The goal, Mr. Gallego said, is “having a more welcoming approach to, definitely, the Bernie camp.”

Yet seeking to build relationships with elected officials is not the same thing as generating the kind of organic grass-roots support Mr. Sanders enjoys. And the limits of more explicit outreach to the Sanders campaign were on vivid display at the debate on Sunday night, as Mr. Sanders continued to wage his own vigorous primary battle.

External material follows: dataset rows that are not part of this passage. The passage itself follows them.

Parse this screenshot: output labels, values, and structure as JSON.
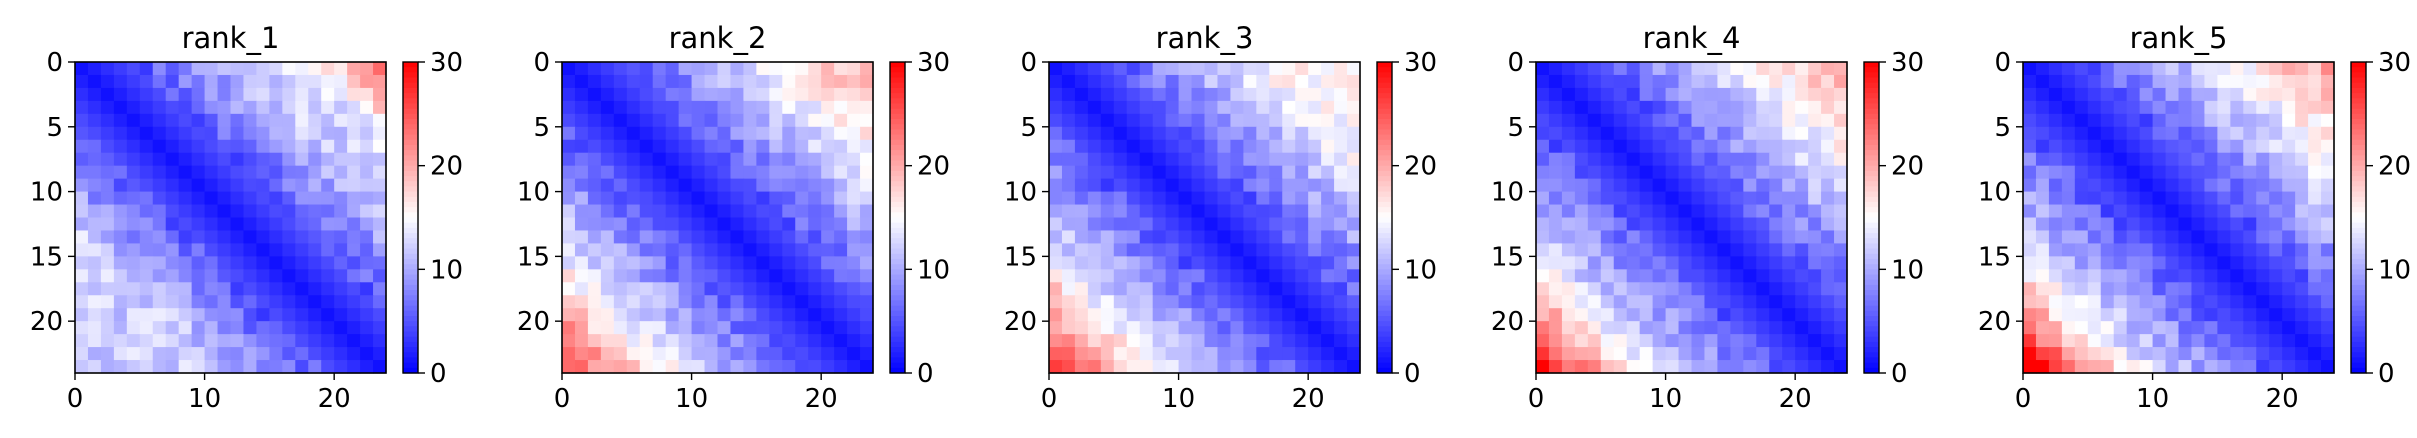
{
  "chart_data": [
    {
      "type": "heatmap",
      "title": "rank_1",
      "size": 24,
      "colormap": "bwr",
      "vmin": 0,
      "vmax": 30,
      "xticks": [
        0,
        10,
        20
      ],
      "yticks": [
        0,
        5,
        10,
        15,
        20
      ],
      "colorbar_ticks": [
        0,
        10,
        20,
        30
      ],
      "far_value": 10,
      "far_side": "upper-right",
      "far_corner": 22
    },
    {
      "type": "heatmap",
      "title": "rank_2",
      "size": 24,
      "colormap": "bwr",
      "vmin": 0,
      "vmax": 30,
      "xticks": [
        0,
        10,
        20
      ],
      "yticks": [
        0,
        5,
        10,
        15,
        20
      ],
      "colorbar_ticks": [
        0,
        10,
        20,
        30
      ],
      "far_value": 16,
      "far_side": "lower-left",
      "far_corner": 22
    },
    {
      "type": "heatmap",
      "title": "rank_3",
      "size": 24,
      "colormap": "bwr",
      "vmin": 0,
      "vmax": 30,
      "xticks": [
        0,
        10,
        20
      ],
      "yticks": [
        0,
        5,
        10,
        15,
        20
      ],
      "colorbar_ticks": [
        0,
        10,
        20,
        30
      ],
      "far_value": 13,
      "far_side": "lower-left",
      "far_corner": 26
    },
    {
      "type": "heatmap",
      "title": "rank_4",
      "size": 24,
      "colormap": "bwr",
      "vmin": 0,
      "vmax": 30,
      "xticks": [
        0,
        10,
        20
      ],
      "yticks": [
        0,
        5,
        10,
        15,
        20
      ],
      "colorbar_ticks": [
        0,
        10,
        20,
        30
      ],
      "far_value": 18,
      "far_side": "lower-left",
      "far_corner": 27
    },
    {
      "type": "heatmap",
      "title": "rank_5",
      "size": 24,
      "colormap": "bwr",
      "vmin": 0,
      "vmax": 30,
      "xticks": [
        0,
        10,
        20
      ],
      "yticks": [
        0,
        5,
        10,
        15,
        20
      ],
      "colorbar_ticks": [
        0,
        10,
        20,
        30
      ],
      "far_value": 18,
      "far_side": "lower-left",
      "far_corner": 28
    }
  ]
}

Some Biden officials and allies suggested that they were surprised when Mr. Sanders repeatedly ripped Mr. Biden’s Senate record, even as both men avoided the kind of personal attacks that had defined matchups with other candidates. Allies of Mr. Sanders, however, said it was legitimate for Mr. Sanders to sharply contrast Mr. Biden’s views with his own, while continuing to pitch liberal policies that he believes are vital to the nation’s interests.

Maurice Mitchell, the national director of the Working Families Party, which endorsed Ms. Warren and is now supporting Mr. Sanders, said Mr. Biden’s embrace of the bankruptcy overhaul and tuition-free college were steps in the right direction. But he suggested that Mr. Biden should more robustly address a number of other policy issues that are important to progressives, such as climate change and a wealth tax.

“I think him signaling the fact that he is open to taking good ideas from progressives is a start,” Mr. Mitchell said. “But unless, for example, he adopts a real climate plan that actually is at the scale of the problem, I don’t think he’ll ever attract the young people who are fired up.”

And there are many progressives who say that while they will support the eventual nominee, they do not feel the need to pick a side right now, even as the Biden campaign rushes to consolidate support.

Representative Andy Levin, Democrat of Michigan, who supported Ms. Warren in the primary, said he was “still in mourning” over her exit from the race, though he praised Mr. Biden’s embrace of her bankruptcy plan. He said that former Gov. James J. Blanchard of Michigan has been in touch, urging him to support Mr. Biden, but he is in no hurry.

“I’m not sitting around waiting for Joe or somebody to call me,” Mr. Levin said. “If Joe Biden is the nominee, my job becomes to unify him and progressives, and at the same time try to pin him down to govern as progressively as possible because that’s the way that progressives are going to authentically get excited about him.”

Some of Mr. Biden’s supporters are aware of the delicacy required in engaging Democrats who backed other candidates, and say that outreach to Sanders supporters in particular can only accelerate in earnest once the primary is effectively concluded.

“The way to do it is to go right to the organizations that have supported the other candidates and to show them the respect that they deserve,” Mr. Steinberg, the Sacramento mayor, said. “Understand the underlying motivations and issues that drove the candidacies of their candidates, and connect and meet with them, and listen.”

Astead W. Herndon contributed reporting.